The GDP Today: How Down Becomes Up
If the chief of your local police department were to announce today that "activity" on the city streets had increased by 15 percent, people would not be impressed, reporters least of all. They would demand specifics. Exactly what increased?Tree planting or burglaries? Volunteerism or muggings? Car wrecks or neighborly acts of kindness?
The mere quantity of activity, taken alone, says virtually nothing about whether life on the streets is getting better or worse. The economy is the same way. "Less" or "more" means very little unless you know of what. Yet somehow the GDPmanages to induce a kind of collective stupor in which such basic questions rarely get asked.
By itself the GDP tells very little. Simply a measure of total output (the dollar value of finished goods and services), it assumes that everything produced is by definition "goods." It does not distinguish between costs and benefits, between productive and destructive activities, or between sustainable and unsustainable ones.
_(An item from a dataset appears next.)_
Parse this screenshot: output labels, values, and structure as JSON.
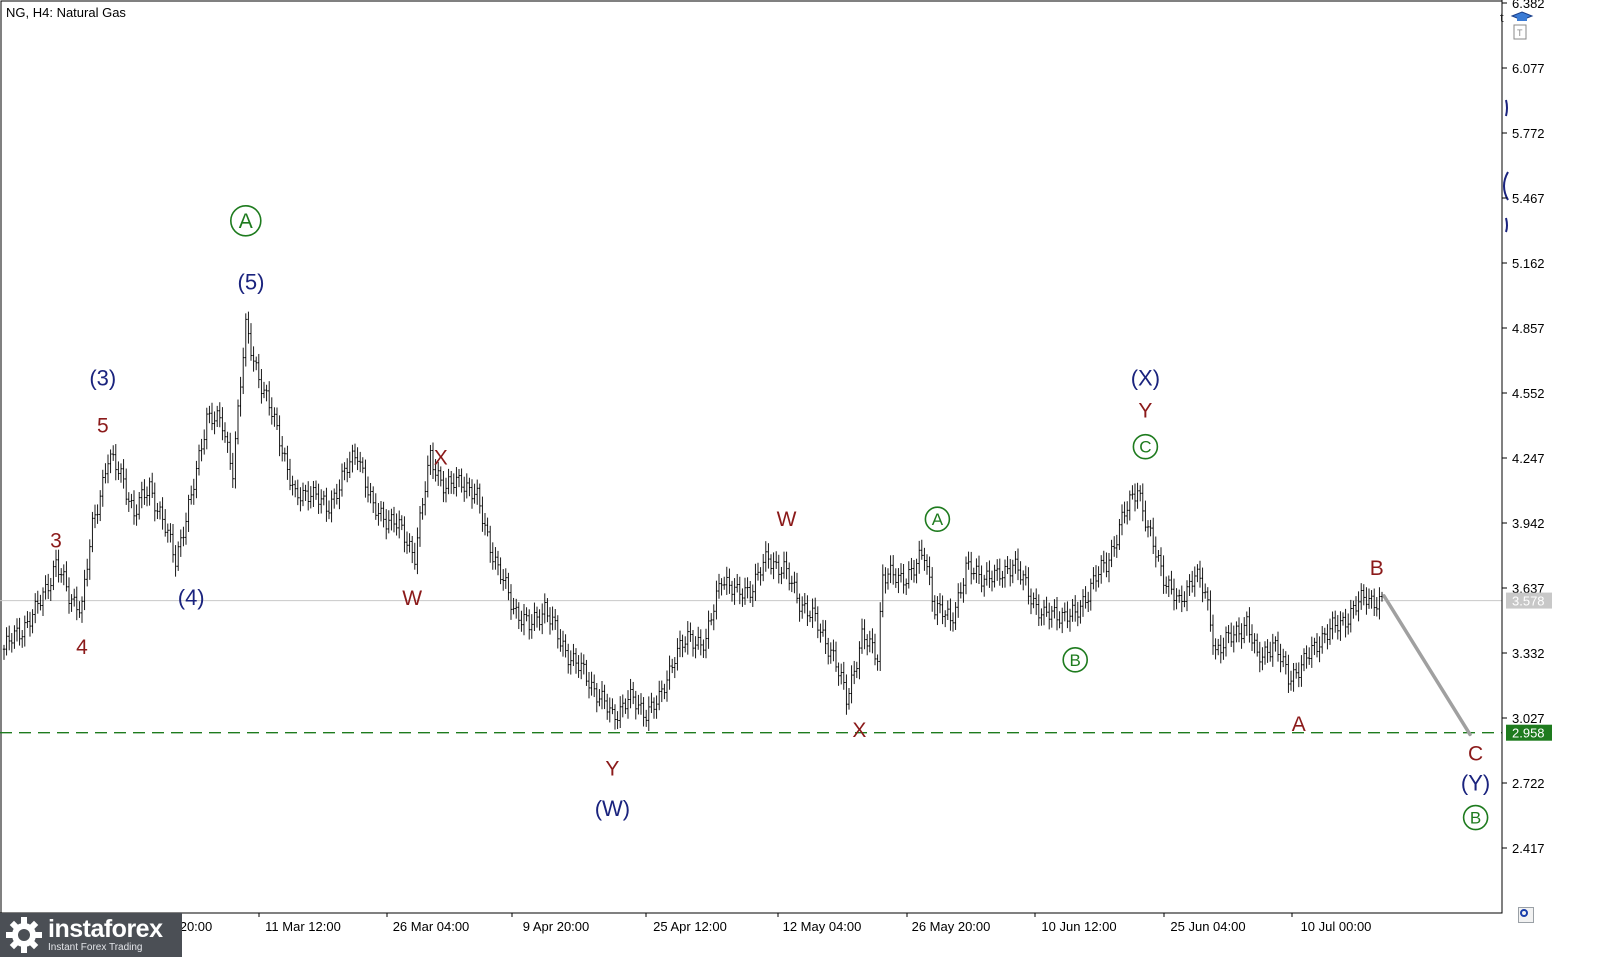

The nation's central measure of well being works like a calculating machine that adds but cannot subtract. It treats everything that happens in the market as a gain for humanity, while ignoring everything that happens outside the realm of monetized exchange, regardless of the importance to well-being.
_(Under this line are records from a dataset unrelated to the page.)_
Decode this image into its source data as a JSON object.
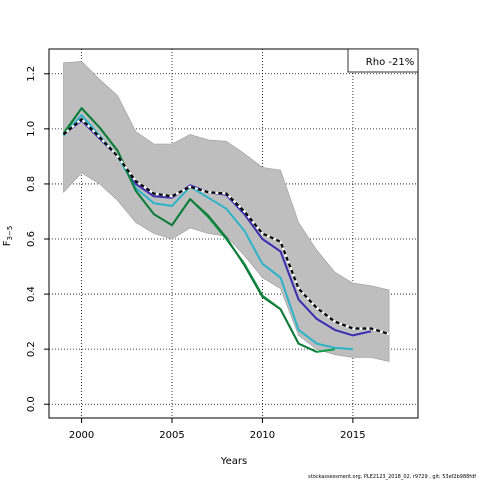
{
  "chart_data": {
    "type": "line",
    "title": "",
    "xlabel": "Years",
    "ylabel_main": "F",
    "ylabel_sub": "3−5",
    "xlim": [
      1998.2,
      2018.6
    ],
    "ylim": [
      -0.05,
      1.29
    ],
    "xticks": [
      2000,
      2005,
      2010,
      2015
    ],
    "yticks": [
      "0.0",
      "0.2",
      "0.4",
      "0.6",
      "0.8",
      "1.0",
      "1.2"
    ],
    "ytick_values": [
      0.0,
      0.2,
      0.4,
      0.6,
      0.8,
      1.0,
      1.2
    ],
    "grid": "dotted",
    "legend": {
      "position": "top-right",
      "text": "Rho -21%"
    },
    "band": {
      "color": "#bebebe",
      "x": [
        1999,
        2000,
        2001,
        2002,
        2003,
        2004,
        2005,
        2006,
        2007,
        2008,
        2009,
        2010,
        2011,
        2012,
        2013,
        2014,
        2015,
        2016,
        2017
      ],
      "upper": [
        1.24,
        1.245,
        1.18,
        1.12,
        0.99,
        0.945,
        0.945,
        0.98,
        0.96,
        0.955,
        0.91,
        0.86,
        0.85,
        0.66,
        0.56,
        0.48,
        0.44,
        0.43,
        0.415
      ],
      "lower": [
        0.77,
        0.84,
        0.8,
        0.74,
        0.66,
        0.62,
        0.6,
        0.64,
        0.62,
        0.61,
        0.54,
        0.46,
        0.42,
        0.25,
        0.2,
        0.18,
        0.17,
        0.17,
        0.155
      ]
    },
    "series": [
      {
        "color": "#000000",
        "dashed": true,
        "x": [
          1999,
          2000,
          2001,
          2002,
          2003,
          2004,
          2005,
          2006,
          2007,
          2008,
          2009,
          2010,
          2011,
          2012,
          2013,
          2014,
          2015,
          2016,
          2017
        ],
        "values": [
          0.98,
          1.035,
          0.97,
          0.9,
          0.81,
          0.765,
          0.755,
          0.79,
          0.77,
          0.765,
          0.7,
          0.62,
          0.59,
          0.42,
          0.35,
          0.3,
          0.275,
          0.275,
          0.255
        ]
      },
      {
        "color": "#3d2bb1",
        "dashed": false,
        "x": [
          1999,
          2000,
          2001,
          2002,
          2003,
          2004,
          2005,
          2006,
          2007,
          2008,
          2009,
          2010,
          2011,
          2012,
          2013,
          2014,
          2015,
          2016
        ],
        "values": [
          0.98,
          1.03,
          0.965,
          0.9,
          0.8,
          0.755,
          0.75,
          0.795,
          0.77,
          0.76,
          0.69,
          0.6,
          0.555,
          0.38,
          0.31,
          0.27,
          0.25,
          0.265
        ]
      },
      {
        "color": "#2cb3c8",
        "dashed": false,
        "x": [
          1999,
          2000,
          2001,
          2002,
          2003,
          2004,
          2005,
          2006,
          2007,
          2008,
          2009,
          2010,
          2011,
          2012,
          2013,
          2014,
          2015
        ],
        "values": [
          0.975,
          1.05,
          0.975,
          0.9,
          0.785,
          0.73,
          0.72,
          0.79,
          0.75,
          0.71,
          0.63,
          0.51,
          0.46,
          0.27,
          0.22,
          0.205,
          0.2
        ]
      },
      {
        "color": "#11a04e",
        "dashed": false,
        "x": [
          1999,
          2000,
          2001,
          2002,
          2003,
          2004,
          2005,
          2006,
          2007,
          2008,
          2009,
          2010,
          2011,
          2012,
          2013,
          2014
        ],
        "values": [
          0.985,
          1.075,
          1.005,
          0.92,
          0.775,
          0.69,
          0.65,
          0.745,
          0.68,
          0.6,
          0.51,
          0.395,
          0.345,
          0.22,
          0.19,
          0.2
        ]
      },
      {
        "color": "#0f7a3a",
        "dashed": false,
        "x": [
          1999,
          2000,
          2001,
          2002,
          2003,
          2004,
          2005,
          2006,
          2007,
          2008,
          2009,
          2010,
          2011,
          2012,
          2013
        ],
        "values": [
          0.98,
          1.075,
          1.005,
          0.92,
          0.775,
          0.69,
          0.65,
          0.745,
          0.685,
          0.605,
          0.505,
          0.39,
          0.345,
          0.22,
          0.19
        ]
      }
    ],
    "footnote": "stockassessment.org, PLE2123_2018_02, r9729 , git: 53ef2b988fdf"
  }
}
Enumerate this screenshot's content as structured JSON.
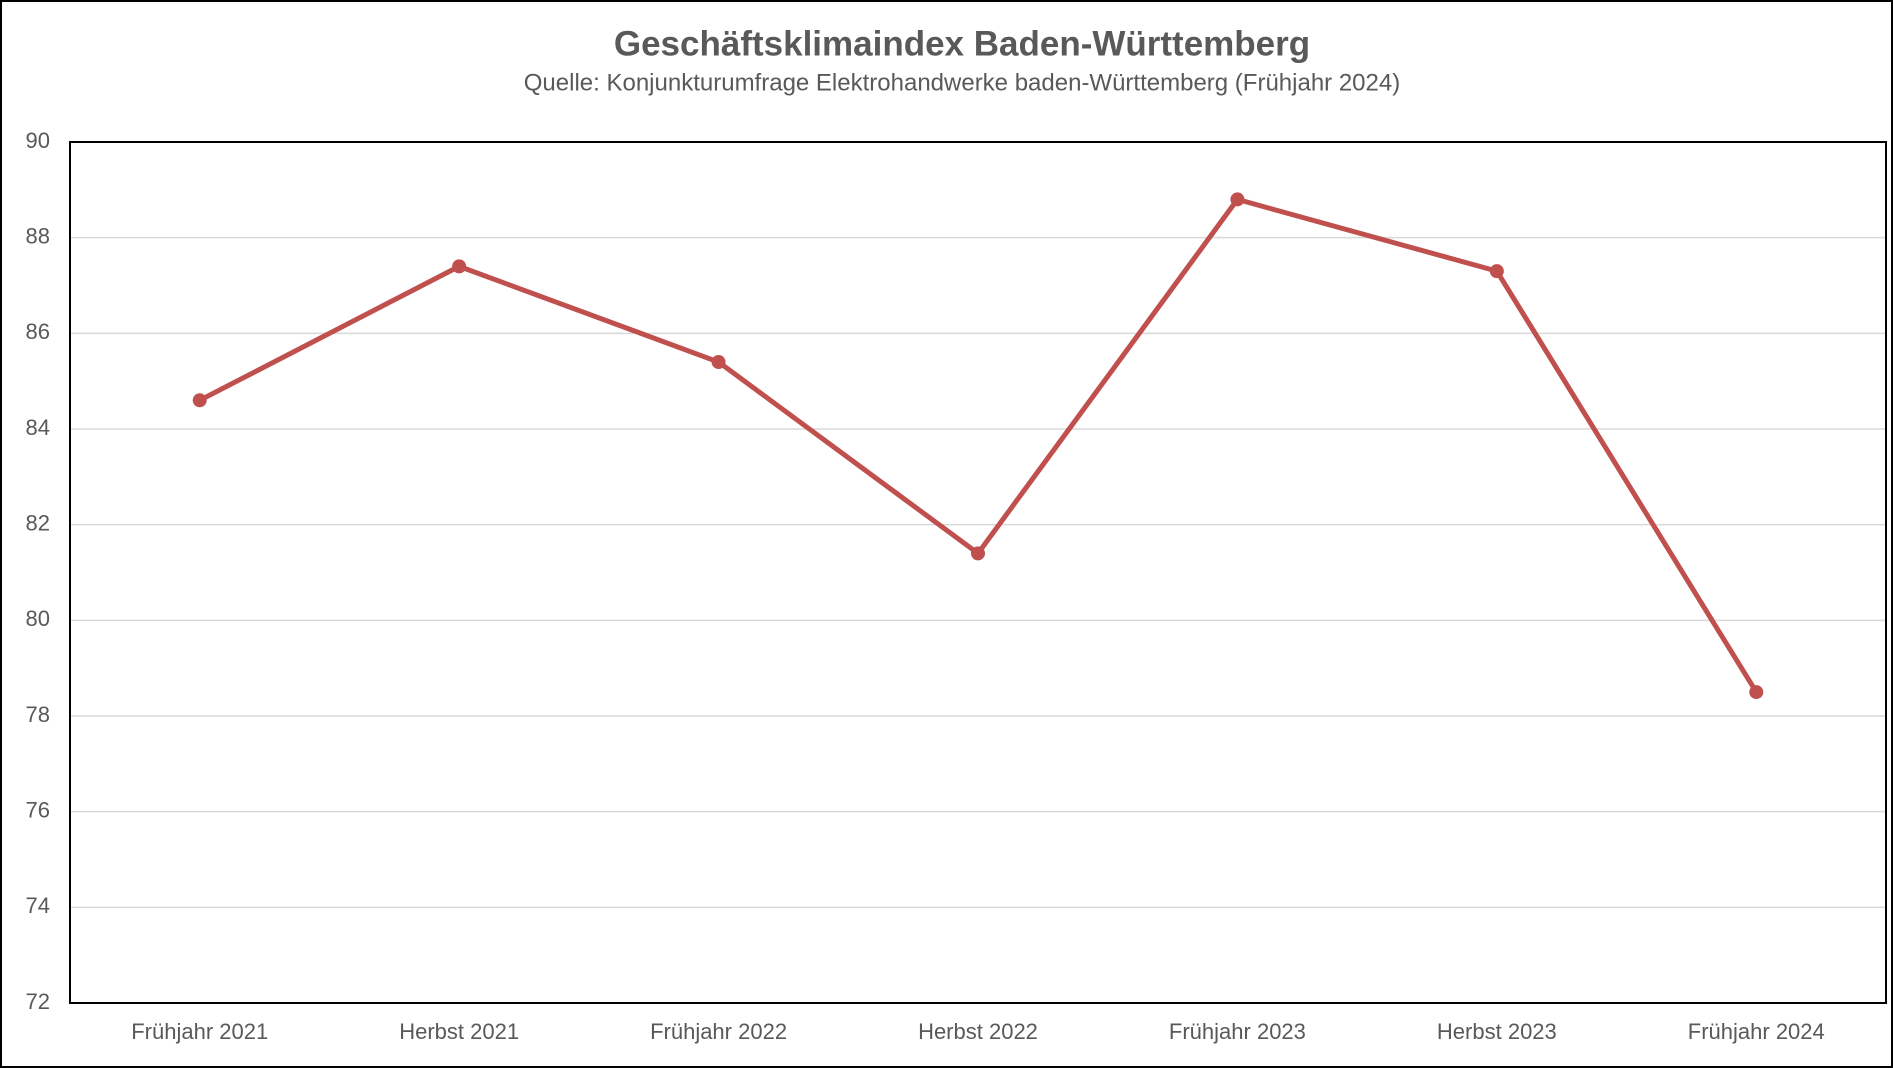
{
  "chart_data": {
    "type": "line",
    "title": "Geschäftsklimaindex Baden-Württemberg",
    "subtitle": "Quelle: Konjunkturumfrage Elektrohandwerke baden-Württemberg (Frühjahr 2024)",
    "categories": [
      "Frühjahr 2021",
      "Herbst 2021",
      "Frühjahr 2022",
      "Herbst 2022",
      "Frühjahr 2023",
      "Herbst 2023",
      "Frühjahr 2024"
    ],
    "series": [
      {
        "name": "Geschäftsklimaindex",
        "color": "#c0504d",
        "values": [
          84.6,
          87.4,
          85.4,
          81.4,
          88.8,
          87.3,
          78.5
        ]
      }
    ],
    "ylim": [
      72,
      90
    ],
    "yticks": [
      72,
      74,
      76,
      78,
      80,
      82,
      84,
      86,
      88,
      90
    ],
    "grid": true
  }
}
By the curious standard of the GDP, the nation's economic hero is a terminal cancer patient who is going through a costly divorce. The happiest event is an earthquake or a hurricane. The most desirable habitat is a multibillion-dollar Superfund site. All these add to the GDP, because they cause money to change hands. It is as if a business kept a balance sheet by merely adding up all "transactions," without distinguishing between income and expenses, or between assets and liabilities.